Его противник усмехнулся:
— Тот самый случай, сволота. Ты до того меня перепугал, просто трясутся поджилки.
Молочник постарался применить все свое проворство, орудуя горлышком от разбитой бутылки, но его противник порезал ему лицо, порезал левую руку, красивый бежевый костюм и, возможно, перерезал бы ему горло,
К тому времени в лавку набежало множество народу, и женщинам никак не удавалось пробиться к месту драки. Мужчины было шикнули на баб, но те продолжали визжать, и благодаря их вмешательству мистеру Соломону удалось разнять дерущихся.
— Ладно. Ладно. Хватит.
— Заткнись ты, Соломон!
— Лучше выгони отсюда баб.
— Врежь ему, Саул, врежь говнюку!
Но у Саула была рваная рана над глазом, струилась кровь, и он не видел почти ничего. Так что мистеру Соломону, хоть и не без труда, удалось оттащить его в сторону. Он удалился, осыпая Молочника бранью, но пыл его уже поутих.
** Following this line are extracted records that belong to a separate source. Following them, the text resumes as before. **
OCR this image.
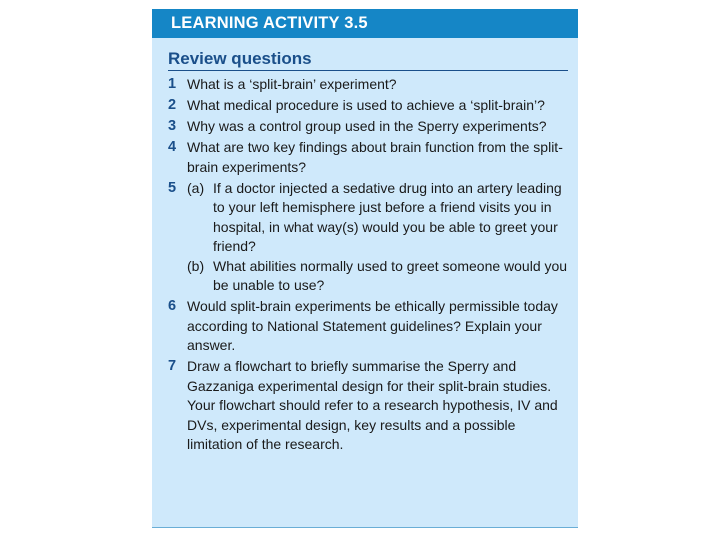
LEARNING ACTIVITY 3.5
Review questions
1 What is a ‘split-brain’ experiment?
2 What medical procedure is used to achieve a ‘split-brain’?
3 Why was a control group used in the Sperry experiments?
4 What are two key findings about brain function from the split-brain experiments?
5 (a) If a doctor injected a sedative drug into an artery leading to your left hemisphere just before a friend visits you in hospital, in what way(s) would you be able to greet your friend?
(b) What abilities normally used to greet someone would you be unable to use?
6 Would split-brain experiments be ethically permissible today according to National Statement guidelines? Explain your answer.
7 Draw a flowchart to briefly summarise the Sperry and Gazzaniga experimental design for their split-brain studies. Your flowchart should refer to a research hypothesis, IV and DVs, experimental design, key results and a possible limitation of the research.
Молочник медленно отступал вдоль прилавка, настороженно озираясь — а вдруг кто еще надумал на него наброситься. Убедившись, что желающих нет и люди мало-помалу выходят из лавки поглазеть, как Саул, ругаясь почем зря, вырывается из рук мужчин, которые уводят его прочь, Молочник немного обмяк и вытер наконец-то лицо. Когда в лавке не осталось никого, кроме хозяина, Молочник запустил горлышком бутылки в угол. Оно угодило в стену около дверцы ледника, отскочило рикошетом и только после этого рассыпалось осколками по полу. Он вышел на крыльцо, все еще тяжело дыша, и огляделся. Четверо пожилых мужчин сидели на ступеньках с таким видом, словно ровным счетом ничего не случилось. Струйка крови стекала по его лицу, на руке же кровь уже засохла. Он пинком столкнул белую курицу и уселся на верхней ступеньке, вытирая кровь носовым платком. Три молодые женщины с пустыми руками стояли на дороге и смотрели на него. Глаза у них были широко раскрыты, но выражение глаз трудно уловить. Подошли дети и окружили женщин, как птицы. Никто не произнес ни слова. Молчали и мужчины на крыльце. Никто не подошел к нему, не предложил сигарету или хотя бы стакан воды. Только дети и куры разгуливали вокруг. Молочник чувствовал, как он леденеет от гнева, несмотря на палящий солнечный зной. Если бы в руках у него сейчас оказалось хоть какое-то оружие, он бы всех их поубивал.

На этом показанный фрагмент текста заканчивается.